Scripture for the day: Malachi 3:1–4; Benedictus (as Canticle); Philippians 1:3–11; Luke 3:1–6
Luke’s gospel announces the imminent arrival of Jesus with words echoing the prophets, whose language is often vivid, strident and striking.
Sometimes it is not easy to discern the strain of peace in scripture; there is plenty of violence within the Old Testament, for example. How does this influence the relationship we have with our God, with our world and with one another in the light of Christ’s life and teaching?
One way to understand this is to appreciate that the arrival of Christ signals a special point of development of humanity and our spirituality. In simple terms, John the Baptist begins to announce a message that might be stated as: “Grow up! Stop fighting! Show compassion! Listen!”

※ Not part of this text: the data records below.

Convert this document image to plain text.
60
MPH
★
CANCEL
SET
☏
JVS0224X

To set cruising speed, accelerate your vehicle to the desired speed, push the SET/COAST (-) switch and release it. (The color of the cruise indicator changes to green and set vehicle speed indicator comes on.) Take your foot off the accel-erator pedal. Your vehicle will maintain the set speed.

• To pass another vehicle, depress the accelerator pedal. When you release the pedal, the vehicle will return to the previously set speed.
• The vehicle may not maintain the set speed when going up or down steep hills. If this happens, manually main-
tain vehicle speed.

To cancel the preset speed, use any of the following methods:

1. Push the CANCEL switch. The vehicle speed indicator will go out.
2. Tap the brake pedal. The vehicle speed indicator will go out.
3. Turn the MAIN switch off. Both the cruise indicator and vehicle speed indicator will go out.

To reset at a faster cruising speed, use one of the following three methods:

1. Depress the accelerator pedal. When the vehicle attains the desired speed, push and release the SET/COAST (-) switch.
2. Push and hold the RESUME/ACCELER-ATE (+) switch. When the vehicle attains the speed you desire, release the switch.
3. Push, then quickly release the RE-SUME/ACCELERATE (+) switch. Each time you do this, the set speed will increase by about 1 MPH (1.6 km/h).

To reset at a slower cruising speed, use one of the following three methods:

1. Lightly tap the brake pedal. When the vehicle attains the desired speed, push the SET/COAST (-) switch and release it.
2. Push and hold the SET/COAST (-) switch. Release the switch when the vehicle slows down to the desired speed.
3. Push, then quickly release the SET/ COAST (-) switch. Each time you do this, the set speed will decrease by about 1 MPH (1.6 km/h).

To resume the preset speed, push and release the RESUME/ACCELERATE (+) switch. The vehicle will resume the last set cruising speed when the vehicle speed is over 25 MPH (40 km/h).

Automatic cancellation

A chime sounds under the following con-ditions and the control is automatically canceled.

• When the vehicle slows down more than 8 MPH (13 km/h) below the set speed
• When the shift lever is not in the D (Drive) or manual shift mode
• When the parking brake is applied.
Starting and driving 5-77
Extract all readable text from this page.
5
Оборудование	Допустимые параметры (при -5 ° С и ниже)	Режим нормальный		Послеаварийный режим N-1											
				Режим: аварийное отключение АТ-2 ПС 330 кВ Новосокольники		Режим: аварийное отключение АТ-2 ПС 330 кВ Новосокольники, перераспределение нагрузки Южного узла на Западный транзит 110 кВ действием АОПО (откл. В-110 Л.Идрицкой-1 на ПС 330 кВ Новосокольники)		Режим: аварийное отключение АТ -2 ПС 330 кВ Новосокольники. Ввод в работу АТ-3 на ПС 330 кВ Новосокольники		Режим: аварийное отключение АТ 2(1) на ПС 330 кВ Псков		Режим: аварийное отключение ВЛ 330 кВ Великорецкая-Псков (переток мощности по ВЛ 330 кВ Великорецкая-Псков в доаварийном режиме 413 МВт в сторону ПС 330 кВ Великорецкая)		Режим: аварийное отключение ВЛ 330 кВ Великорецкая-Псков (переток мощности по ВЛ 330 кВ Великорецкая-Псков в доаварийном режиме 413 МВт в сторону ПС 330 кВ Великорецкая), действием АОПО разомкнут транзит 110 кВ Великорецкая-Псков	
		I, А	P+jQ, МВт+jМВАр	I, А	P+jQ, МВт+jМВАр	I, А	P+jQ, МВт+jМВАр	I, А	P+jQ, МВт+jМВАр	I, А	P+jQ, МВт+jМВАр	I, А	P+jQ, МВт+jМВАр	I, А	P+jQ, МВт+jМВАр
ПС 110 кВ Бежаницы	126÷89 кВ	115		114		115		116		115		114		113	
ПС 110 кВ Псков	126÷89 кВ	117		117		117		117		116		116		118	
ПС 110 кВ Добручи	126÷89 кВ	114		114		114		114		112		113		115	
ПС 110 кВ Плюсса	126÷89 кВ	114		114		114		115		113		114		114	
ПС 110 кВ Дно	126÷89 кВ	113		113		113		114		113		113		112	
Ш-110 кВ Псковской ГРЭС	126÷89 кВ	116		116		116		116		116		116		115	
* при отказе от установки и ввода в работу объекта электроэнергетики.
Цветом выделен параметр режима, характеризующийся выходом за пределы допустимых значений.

We are challenged to hear these words and make them work in our own lives. Jesus comes to show us a reference point for human development, an example of what we can be, a glimpse of the sheer purity that is the benchmark for all humans created in God’s image. In Jesus, God challenges us to be what we were created to be.
In Advent, these dramatic images of fire, scrubbing, and road-building describe what it is like to prepare to experience the salvation of God and aspire to the model of Christ.
None of this is easy; and so when we see violence in our world, we are tempted to simplistic reasoning that leads to violence in response. But this is not the way of Jesus, who truly walked the path of peace through justice, rather than force, even though it proved costly for him.
That is why John the Baptist announces: “Grow up! Stop fighting! Start caring! Listen!” The journey through Advent is a time to reflect upon this, to appraise honestly the legacy of our scripture and tradition, and to examine how we prepare to model the life of Christ in our own time and place.